Zingaretti: rafforzare maggioranza e agenda Sul Conte ter Pd diviso
Ieri il segretario più sulla linea Franceschini: rimpasto senza nuovo governo
«Ieri abbiamo evitato un salto nel buio. Ora bisogna fare in fretta sui problemi degli italiani: la campagna vaccinale, i problemi economici, il lavoro. Bisogna correre, con il Recovery plan ci sono centinaia di miliardi da investire; ora dobbiamo coinvolgere il Paese perché diventino cantieri: per ora sono solo progetti raccontati, occorre lavorare perché diventino realtà. E dobbiamo dare alla maggioranza nata ieri una identità politica».
Ecco, l’indentità politica della nuova maggioranza (fin qui relativa e non assoluta) senza più Matteo Renzi. Il segretario del Pd Nicola Zingaretti ha passato la giornata al telefono o in riunioni in videoconferenza, la più importante a Palazzo Chigi nel pomeriggio per fare il punto con Giuseppe Conte e gli altri leader della superstite maggioranza (Vito Crimi per il M5s e Roberto Speranza per la sinistra di Leu), tentando di capire se ci saranno nei prossimi giorni i presupposti per il rilancio del governo. Ossia se ci sono i numeri per fare un gruppo centrista nuovo che possa sostituire Italia Viva entro il prossimo mercoledì, quando in Parlamento si voterà sulla relazione annuale sullo stato della giustizia con il ministro Alfonso Bonafede: passaggio delicatissimo soprattutto in Senato, dove Italia Viva ha annunciato che stavolta voterà contro (si veda l’articolo in pagina).
Il resto, ossia che fisionomia prenderà il governo e attraverso quali passaggi - semplice rimpasto o vero e proprio Conte ter previa crisi pilotata - è solo una conseguenza della ”caccia” ai volenterosi. E se questa “caccia” non andrà a buon fine, è il messaggio di Zingaretti rilanciato anche dal suo consigliere Goffredo Bettini, ci saranno le urne anticipate. Altro che Conte ter. Chiaramente un messaggio agli incerti in arrivo per mettere loro il sale sulla coda ed accelerare il passaggio nelle file della maggioranza. C’è poi da considerare che la tempistica che si sono dati i leader della maggioranza nell’incontro a Palazzo Chigi - ossia prima la formazione del nuovo gruppo e poi l’apertura del capitolo assetto di governo - è anche un modo per contenere i compositi appetiti dei singoli creando un interlocutore unico. Anche per questo Zingaretti ieri sera frenava molto sull’ipotesi di grandi rivolgimenti nel governo: «Saranno certamente sostituiti i posti lasciati vacanti da Italia Viva - si fa sapere da Largo del Nazareno - ma aprire il varco a guerre intestine ai gruppi per l’ingresso o meno nel governo in questa fase già così precaria potrebbe essere devastante». Sembra dunque essere passata anche al Nazareno la linea di Conte: niente dimissioni e piccolo ritocchi.

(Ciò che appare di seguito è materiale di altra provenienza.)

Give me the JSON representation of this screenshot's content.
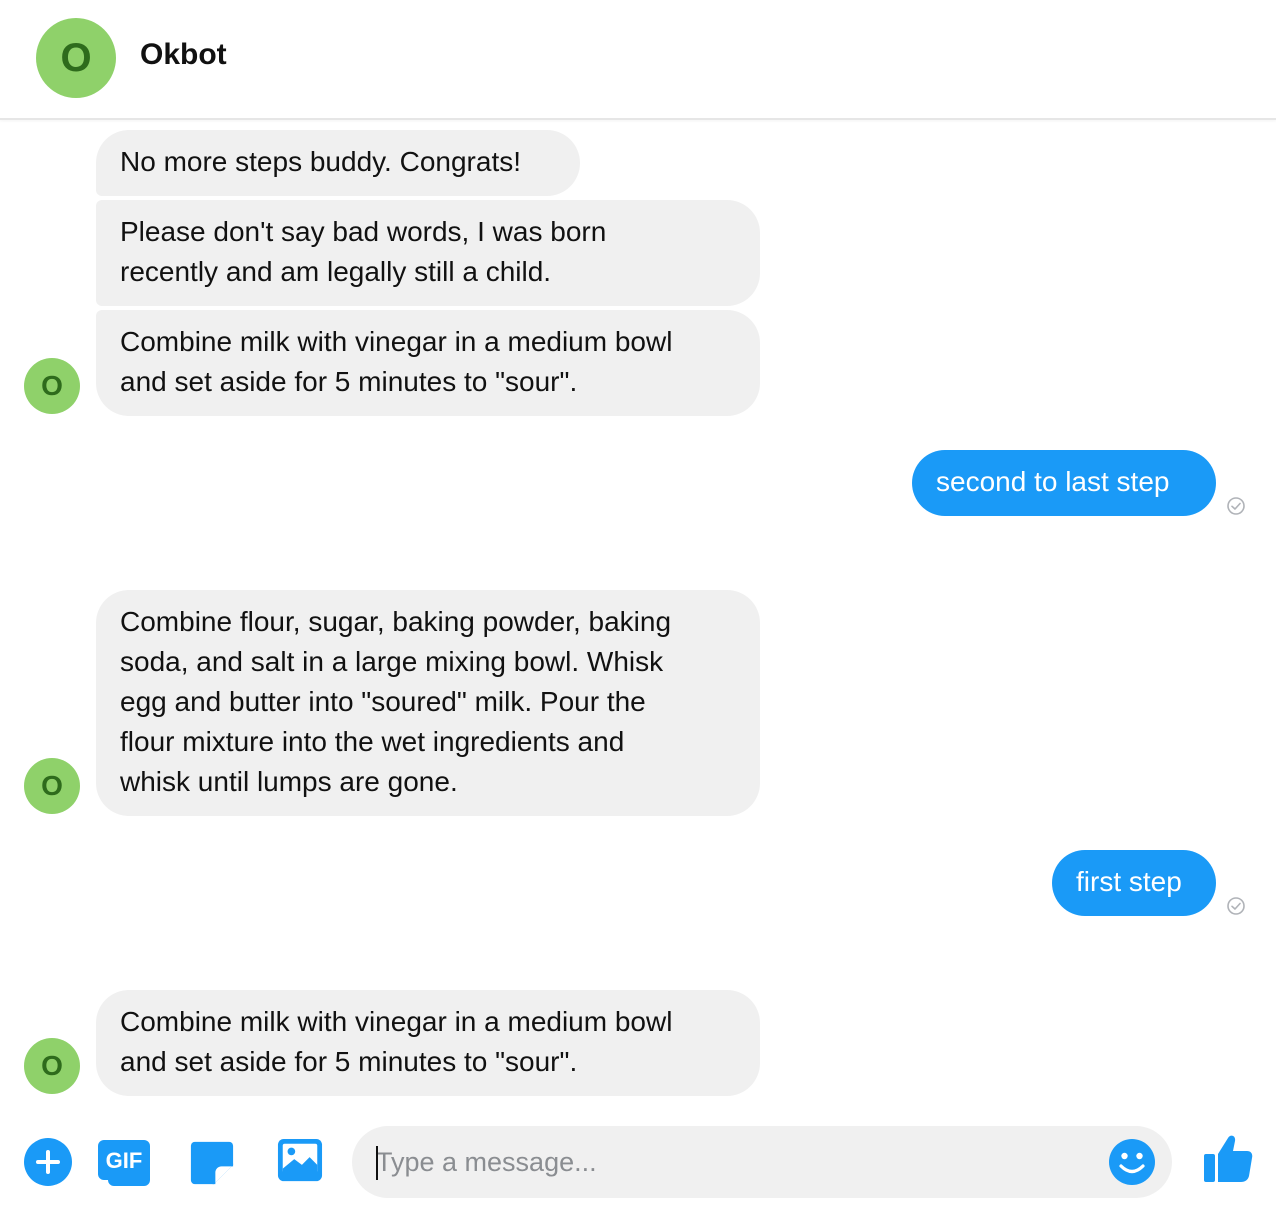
{
  "header": {
    "avatar_letter": "O",
    "title": "Okbot"
  },
  "colors": {
    "bot_bubble": "#f0f0f0",
    "user_bubble": "#1a9af7",
    "avatar_bg": "#8fd16a",
    "avatar_fg": "#2e6b1c",
    "accent": "#1a9af7"
  },
  "messages": [
    {
      "sender": "bot",
      "text": "No more steps buddy. Congrats!"
    },
    {
      "sender": "bot",
      "text": "Please don't say bad words, I was born\nrecently and am legally still a child."
    },
    {
      "sender": "bot",
      "text": "Combine milk with vinegar in a medium bowl\nand set aside for 5 minutes to \"sour\"."
    },
    {
      "sender": "user",
      "text": "second to last step"
    },
    {
      "sender": "bot",
      "text": "Combine flour, sugar, baking powder, baking\nsoda, and salt in a large mixing bowl. Whisk\negg and butter into \"soured\" milk. Pour the\nflour mixture into the wet ingredients and\nwhisk until lumps are gone."
    },
    {
      "sender": "user",
      "text": "first step"
    },
    {
      "sender": "bot",
      "text": "Combine milk with vinegar in a medium bowl\nand set aside for 5 minutes to \"sour\"."
    }
  ],
  "bot_avatar_letter": "O",
  "composer": {
    "placeholder": "Type a message...",
    "value": "",
    "gif_label": "GIF",
    "icons": [
      "plus-icon",
      "gif-icon",
      "sticker-icon",
      "image-icon",
      "emoji-icon",
      "thumbs-up-icon"
    ]
  }
}
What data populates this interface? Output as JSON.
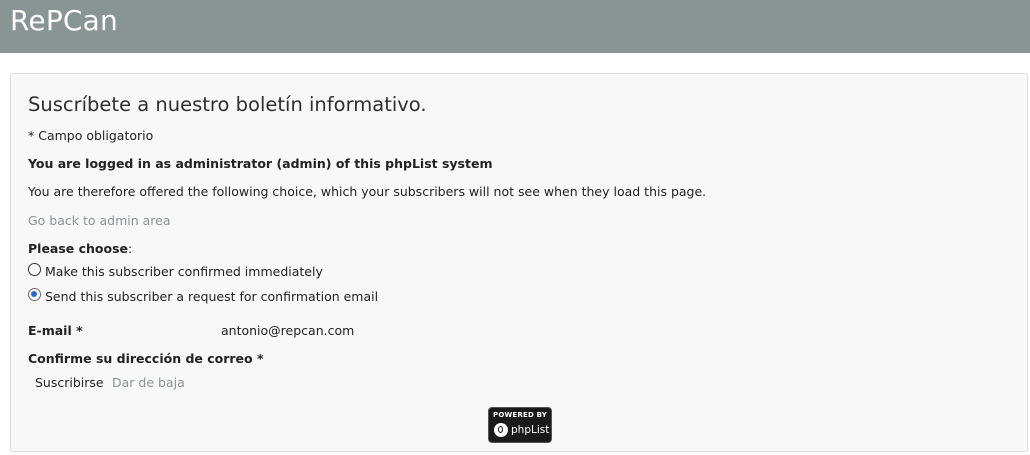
{
  "header": {
    "title": "RePCan"
  },
  "form": {
    "title": "Suscríbete a nuestro boletín informativo.",
    "required_note": "* Campo obligatorio",
    "admin_notice": "You are logged in as administrator (admin) of this phpList system",
    "offer_text": "You are therefore offered the following choice, which your subscribers will not see when they load this page.",
    "admin_link": "Go back to admin area",
    "choose_label": "Please choose",
    "choose_colon": ":",
    "options": [
      {
        "label": "Make this subscriber confirmed immediately",
        "selected": false
      },
      {
        "label": "Send this subscriber a request for confirmation email",
        "selected": true
      }
    ],
    "email_label": "E-mail *",
    "email_value": "antonio@repcan.com",
    "confirm_label": "Confirme su dirección de correo *",
    "subscribe_label": "Suscribirse",
    "unsubscribe_label": "Dar de baja"
  },
  "badge": {
    "top": "POWERED BY",
    "name": "phpList"
  },
  "colors": {
    "header_bg": "#899494",
    "radio_accent": "#2b68c8",
    "link": "#8a9494"
  }
}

Anche perché per i “volenterosi” in arrivo ci sono altre soluzioni di compensazione, a cominciare dalle sostituzioni nelle commissioni che la formazione di un nuovo gruppo parlamentare rende necessarie in entrambe le Camere per finire con i ruoli di responsabili all’attuazione delle varie parti del Recovery plan quando infine sarà trovata una soluzione al nodo della cabina di regia.
Ma certo la linea prudente sul governo scelta in queste ore dai vertici del Pd crea più di un dubbio nel partito e nei gruppi parlamentari e anche per questo potrebbe essere rimessa in discussione al momento di mettere mano al rimpasto immaginato dal premier una volta risolta positivamente la questione dei nuovi gruppi centristi. Non è un mistero che sulla soluzione del governo e sulla discontinuità da immettervi i democratici non siano uniti. Da una parte i governisti, con il capodelegazione Dario Franceschini in testa ma anche con il ministro della Difesa Lorenzo Guerini, più prudenti e più vicini a Conte. E chiaramente meno interessati a mettere in discussione gli attuali equilibri dell’esecutivo. Dall’altra i capigruppo Graziano Delrio e Andrea Marcucci e il vicesegretario Andrea Orlando che premono per una maggiore discontinuità. Non a caso si fanno i loro nomi per un possibile ingresso nel Conte ter (o bis bis): Delrio alle Infrastrutture, Marcucci al Lavoro e Orlando come sottosegretario a Palazzo Chigi o in una nuova casella con delega all’attuazione del Recovery o al posto di Bonafede alla Giustizia. In mezzo Zingaretti, a cui spetterà la mediazione con Conte nelle prossime settimane.